Lake goes down the drain
This week a 9.3 hectare man-made lake in a suburb in Missouri suddenly drained away. Apparently a sinkhole developed under the lake because of the porous limestone floor, and after a huge rainstorm, the limestone structure collapsed. Goodbye lake! As one resident said, “Mother Nature. Don’t mess with her.” Duh!
The Uncanny Valley
I recently saw the trailer for The Polar Express, a 3D-animated movie based on the picture book. Ewwww! It looks like it’s filled with creepy, lifeless robots. A Japanese researcher, Masahiro Mori, explored the concept of robotic design and used the very evocative phrase “the Uncanny Valley” to explain human psychological reaction to humanoid designs.
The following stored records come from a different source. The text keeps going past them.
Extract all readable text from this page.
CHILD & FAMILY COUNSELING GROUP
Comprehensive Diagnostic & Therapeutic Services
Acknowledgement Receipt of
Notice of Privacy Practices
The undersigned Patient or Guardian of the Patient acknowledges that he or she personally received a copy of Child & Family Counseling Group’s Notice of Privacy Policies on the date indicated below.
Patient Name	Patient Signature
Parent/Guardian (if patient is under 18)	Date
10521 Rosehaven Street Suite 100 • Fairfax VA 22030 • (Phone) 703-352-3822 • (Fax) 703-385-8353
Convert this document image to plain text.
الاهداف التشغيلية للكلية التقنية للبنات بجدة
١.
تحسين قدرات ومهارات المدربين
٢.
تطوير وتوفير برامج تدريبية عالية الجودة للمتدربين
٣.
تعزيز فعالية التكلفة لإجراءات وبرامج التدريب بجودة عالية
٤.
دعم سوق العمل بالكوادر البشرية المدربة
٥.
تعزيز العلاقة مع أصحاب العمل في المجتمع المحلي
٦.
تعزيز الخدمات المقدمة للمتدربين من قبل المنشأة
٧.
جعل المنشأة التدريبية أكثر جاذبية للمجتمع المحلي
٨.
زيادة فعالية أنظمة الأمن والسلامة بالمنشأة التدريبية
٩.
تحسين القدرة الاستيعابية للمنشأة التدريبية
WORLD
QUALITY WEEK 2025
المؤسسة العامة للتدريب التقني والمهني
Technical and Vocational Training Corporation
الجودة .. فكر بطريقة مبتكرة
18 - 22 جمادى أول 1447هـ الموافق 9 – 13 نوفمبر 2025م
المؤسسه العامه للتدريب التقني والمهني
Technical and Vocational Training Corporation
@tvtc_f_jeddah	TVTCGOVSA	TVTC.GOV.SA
In short, as an artificial humanoid object (robot, 3D figure) gets closer to human appearance (ie looks, movement), people have a higher and higher empathetic response towards it, until it hits a certain point, whereupon people find it disquieting and even creepy–this is the realm of the Uncanny Valley. This would explain why a vaguely humanoid robot (eg C-3P0) can be appealing, while the super-realistic animated people in some 3D movies/ads etc are totally off-putting. In contrast, Pixar seems to be going in the right direction with The Incredibles–they’re using 3D human characters, but they’re deliberately cartoony, so they can move in a dynamic, cartoon fashion. And in doing this they look waay more “realistic” than any of those dead people in The Polar Express.
Snopes v. Moore
How disappointing–I usually have great respect for Snopes, an invaluable resource for the rumour debunker. Tom Tomorrow, however, outlines how Snopes let politics get the better of them. The topic was Michael Moore’s assertion that Bush & Co. let members of the bin Laden family fly on the no-fly days immediately after September 11. Snopes bought the Bush line, said that was categorically false, and proceded to ream Moore a new one. Since this fact has since been proven true, Snopes was forced to recant (and, to give them their due, they apologized to Moore fully). But as Tom Tomorrow puts it:
See, when Michael says it, he’s a crazy truth-distorting axe-grinder. But when much of what he said turns out to be true, suddenly it’s “subjective political issues outside of the scope of this page.”
Planet Disability
Planet Autism is an old article (Scot Sea, Salon, 2003; registration or free daypass required), but it is an incredibly intense, realistic and moving account of living with a disabled child. Even though much of the article describes the author’s specific trials of dealing with autism, many of the observations (spinning through the medical system’s endless circles, reduced finances due to not being able to work full-time, clueless friends/neighbours) ring frighteningly true for any parents of severely developmentally disabled children; I find the the fear expressed in the last four paragraphs is chillingly recognizable. Emily Perl Kingsley’s “Welcome to Holland” is the G-rated, Hallmark version (though moving in its own way); “Planet Autism” is the real thing.
Good read
The Curious Incident of the Dog in the Night-Time by Mark Haddon, Doubleday Canada
How do you write a novel involving murder, humour, a marriage breakdown and family crisis when you use an autistic narrator who does not understand humour or emotion? Read this touching, funny, sad novel and find out. An excellent book (and Haddon’s first novel, the talented bugger!!)